A fair trial

BBC News Africa undertook an excellent investigation to reveal that a group of men who killed four unarmed civilians – two women and two children – in 2015 belonged to the Cameroonian military. Fourteen journalists worked on the story, together with Amnesty International, using Google Earth imagery, satellite images, social media, prior news reports and one anonymous source.

The journalists described their process in a tweet thread in September 2018, which has been retweeted over 57K times since. But oddly, towards the end of the thread, the BBC News Africa account makes a troubling suggestion that departs in spirit from the rest of the enterprise, which appears to have been level-headed and measured.

We all understand – and the BBC also establishes – that the killings were abhorrent. But the two tweets above, which appeared in that order, seem to suggest that the soldiers should not be given a fair trial because they did not give the women and children they killed a fair trial.

All trials must be fair irrespective of the heinousness of the crime or the moral vacuum of their perpetrators.
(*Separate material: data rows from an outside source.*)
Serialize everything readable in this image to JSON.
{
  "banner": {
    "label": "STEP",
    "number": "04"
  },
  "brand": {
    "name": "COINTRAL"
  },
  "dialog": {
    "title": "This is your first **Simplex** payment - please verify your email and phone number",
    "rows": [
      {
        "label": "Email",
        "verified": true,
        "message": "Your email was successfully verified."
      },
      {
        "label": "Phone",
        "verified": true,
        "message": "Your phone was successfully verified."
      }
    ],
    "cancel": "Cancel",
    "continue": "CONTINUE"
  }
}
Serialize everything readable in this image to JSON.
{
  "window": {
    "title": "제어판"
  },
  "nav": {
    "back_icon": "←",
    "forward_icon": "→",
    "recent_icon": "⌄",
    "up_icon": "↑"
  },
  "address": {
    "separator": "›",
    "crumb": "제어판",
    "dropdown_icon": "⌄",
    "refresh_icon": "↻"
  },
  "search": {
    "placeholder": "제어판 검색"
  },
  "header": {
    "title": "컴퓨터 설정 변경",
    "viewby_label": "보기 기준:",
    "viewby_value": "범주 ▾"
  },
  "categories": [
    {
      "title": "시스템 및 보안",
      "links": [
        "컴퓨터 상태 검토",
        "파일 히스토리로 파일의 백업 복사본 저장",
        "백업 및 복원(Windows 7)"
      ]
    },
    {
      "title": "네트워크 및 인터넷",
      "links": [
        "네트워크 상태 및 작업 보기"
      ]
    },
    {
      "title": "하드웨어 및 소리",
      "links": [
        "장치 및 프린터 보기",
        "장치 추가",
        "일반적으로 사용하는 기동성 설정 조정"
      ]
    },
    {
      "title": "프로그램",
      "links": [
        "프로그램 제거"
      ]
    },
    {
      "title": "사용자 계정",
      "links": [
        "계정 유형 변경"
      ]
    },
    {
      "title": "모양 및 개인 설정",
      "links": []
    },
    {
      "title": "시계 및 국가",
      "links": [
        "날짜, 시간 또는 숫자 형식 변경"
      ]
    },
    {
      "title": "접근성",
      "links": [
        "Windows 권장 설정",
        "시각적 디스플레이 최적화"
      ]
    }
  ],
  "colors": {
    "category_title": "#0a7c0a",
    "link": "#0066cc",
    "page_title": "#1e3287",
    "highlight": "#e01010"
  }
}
This is an unpopular opinion these days but an unfair trial will only jeopardise the authority of humanitarian justice, not to mention delegitimise the judiciary and make it difficult for Cameroon to get the support of other governments.

A court is highly unlikely to find the soldiers innocent, thanks to the efforts of BBC News Africa, and if that happens, it will likely be due to an unfair trial. But if the soldiers are found guilty, the legitimacy of the process should cement it, not detract from it. The fourteen journalists + Amnesty followed that process. They should ask that Cameroon’s institutions do so as well.